Thanks Chris. I appreciate it man.

Chris Stock 

Let’s just jump straight in because I know you’ve got a ton of meetings and stuff happening at the moment, so I don’t want to spend too much time, but I’m really keen to share with our audience a little bit about the personal side of this journey but also then what Sciton is doing to help it’s customers. And then what advice you have for practices as we start to look towards the recovery. So kicking that off. What has the last few weeks been like for you as you get your head around and grapple with this situation?

Aaron Burton 

Good question, Chris. It has certainly been a roller coaster. You know, at the beginning of March  we actually had our annual meeting in Silicon Valley. We had almost everybody from around the world, there were certainly hotspots where we didn’t require certain countries to come. So our Asia markets, Japan didn’t come, but almost all of our employees were in Silicon Valley at the very beginning of March. And I think on the 16th is when Santa Clara County, which is where our headquarters are, that’s when they started the shelter in place order. So it’s almost amazing. But you know, the difference between two weeks when we were all there celebrating an awesome 2019 to now. It’s been, what, five or six weeks and we’ve all been at home. So it has been a crazy roller coaster ride. I’ll tell you that.

Chris Stock 

From your own point of view, how have you dealt with those ups and downs?

Aaron Burton 

We do a ton of zoom calls and zoom meetings, which I certainly think has helped, you know, you’re trying to get information. Traditionally, you make decisions based on having information, having data, talking to a lot of sources that are knowledgeable. And then we’re kind of in an environment now where you’re making gaming decisions all the time and nothing is normal. So it’s almost a guess. And that certainly makes it harder. You go from strategic thinking to very tactical thinking and it certainly made things more challenging and more complicated. But so far I think our leadership team has done a really good job and it’s really helped us push through it.

Chris Stock 

Excellent. And what’s the biggest challenge that you have as a leader right now?

Aaron Burton 

I think the biggest challenge probably is just making the decisions, I guess, because you’re working in a fog of everything, but I think one thing at Sciton is we have a really, really strong culture and it’s been helpful for us and I think you can make decision so when you have a question or a decision you have to make and it’s a really tough one, I think you can turn back to your values and your mission and kind of look at them and say okay, here’s the right thing to do or the wrong thing to do. 

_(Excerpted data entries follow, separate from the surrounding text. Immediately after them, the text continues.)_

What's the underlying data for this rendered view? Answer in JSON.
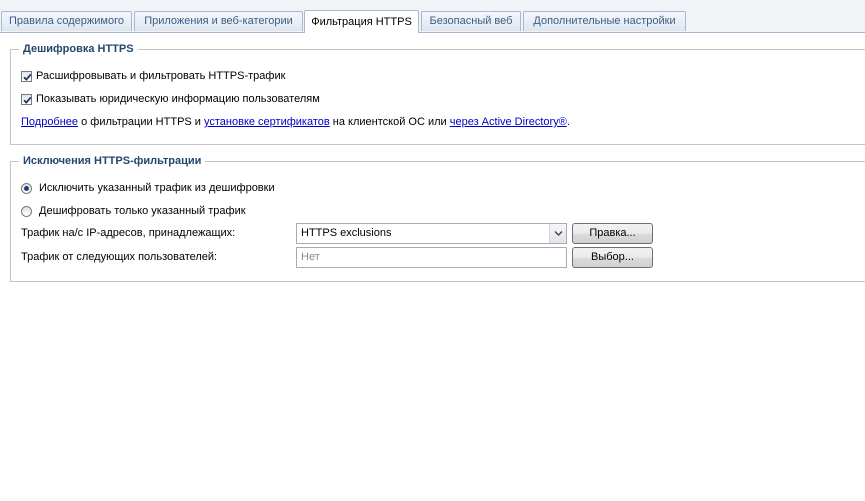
{
  "tabs": [
    {
      "label": "Правила содержимого",
      "active": false
    },
    {
      "label": "Приложения и веб-категории",
      "active": false
    },
    {
      "label": "Фильтрация HTTPS",
      "active": true
    },
    {
      "label": "Безопасный веб",
      "active": false
    },
    {
      "label": "Дополнительные настройки",
      "active": false
    }
  ],
  "decryption": {
    "title": "Дешифровка HTTPS",
    "decrypt_filter": {
      "label": "Расшифровывать и фильтровать HTTPS-трафик",
      "checked": true
    },
    "show_legal": {
      "label": "Показывать юридическую информацию пользователям",
      "checked": true
    },
    "info": {
      "link1": "Подробнее",
      "text1": " о фильтрации HTTPS и ",
      "link2": "установке сертификатов",
      "text2": " на клиентской ОС или ",
      "link3": "через Active Directory®",
      "text3": "."
    }
  },
  "exclusions": {
    "title": "Исключения HTTPS-фильтрации",
    "radio_exclude": {
      "label": "Исключить указанный трафик из дешифровки",
      "checked": true
    },
    "radio_only": {
      "label": "Дешифровать только указанный трафик",
      "checked": false
    },
    "ip_label": "Трафик на/с IP-адресов, принадлежащих:",
    "ip_value": "HTTPS exclusions",
    "edit_button": "Правка...",
    "users_label": "Трафик от следующих пользователей:",
    "users_placeholder": "Нет",
    "select_button": "Выбор..."
  },
  "colors": {
    "group_title": "#25466d",
    "link": "#0000cc",
    "tab_text": "#3b5d86"
  }
}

You know, as leaders, we’ve talked a lot about the two easiest things that we could do right now would be one, fire all of our people, which we think is terrible, but when you’re watching your cash flow, you know decline every week the easy thing to do would be just to go lay off everybody or furlough everybody or go out and take a bunch of bad types of loans or bring on a bunch of bad debt. In the history of our company we’ve never had debt so we’ve really tried to focus on one, how do we protect our people? which has always been our culture, and two, how do we not bring on a lot of debt in the middle of this kind of crisis?

Chris Stock

I’ve seen that a couple of times in some of the dealings I’ve had, in terms of knee jerk reactions. I was talking to an investor a couple of weeks ago and it was interesting. He said “I’m not looking at now, I’m looking at what do you see in two years time, five years time, what’s the long term strategy?” And this is crazy, dreadful and you know all of those words to describe the situation, but actually if you look five years ahead, where will we be? 

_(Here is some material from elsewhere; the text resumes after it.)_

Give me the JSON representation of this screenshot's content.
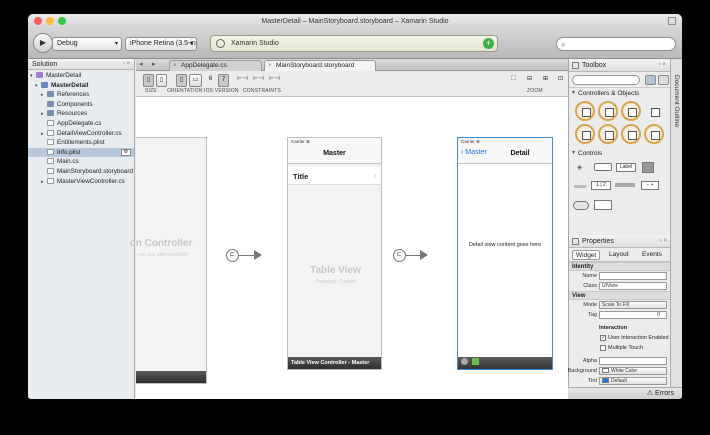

So you mentioned ethos and actually it’s in one of the things that’s always struck me as an outsider looking at Sciton, in the past dealing with your team, but also what I see on social media and there’s a real strong team emphasis that comes across, in terms of who you are as individuals and who you are as a business. And it’s one of the reasons I’ve always wanted to find a way of working with you guys. So what are you doing to maintain that during these times and also what are you doing to strengthen that position?

Aaron Burton 

That’s a good question Chris. We’re proud of our culture and I appreciate you saying that and that you’ve seen those things out there. I mean, I don’t want to say that we advertise it, but we definitely brag about it. You know, we’ve got a great reputation in the industry. I think even among people in the industry that know we build really good products. You know, we were founded by two physicists and you know, they were more scientists before they were business people. And our culture has always been about our people. And the reason that we have these great products is because we have really, really good people. I think when you’re faced with a crisis like we are now, I do think you sit back and you look at our values and our mission and our mission statement. It starts off by saying at Sciton our mission is to improve people’s lives. 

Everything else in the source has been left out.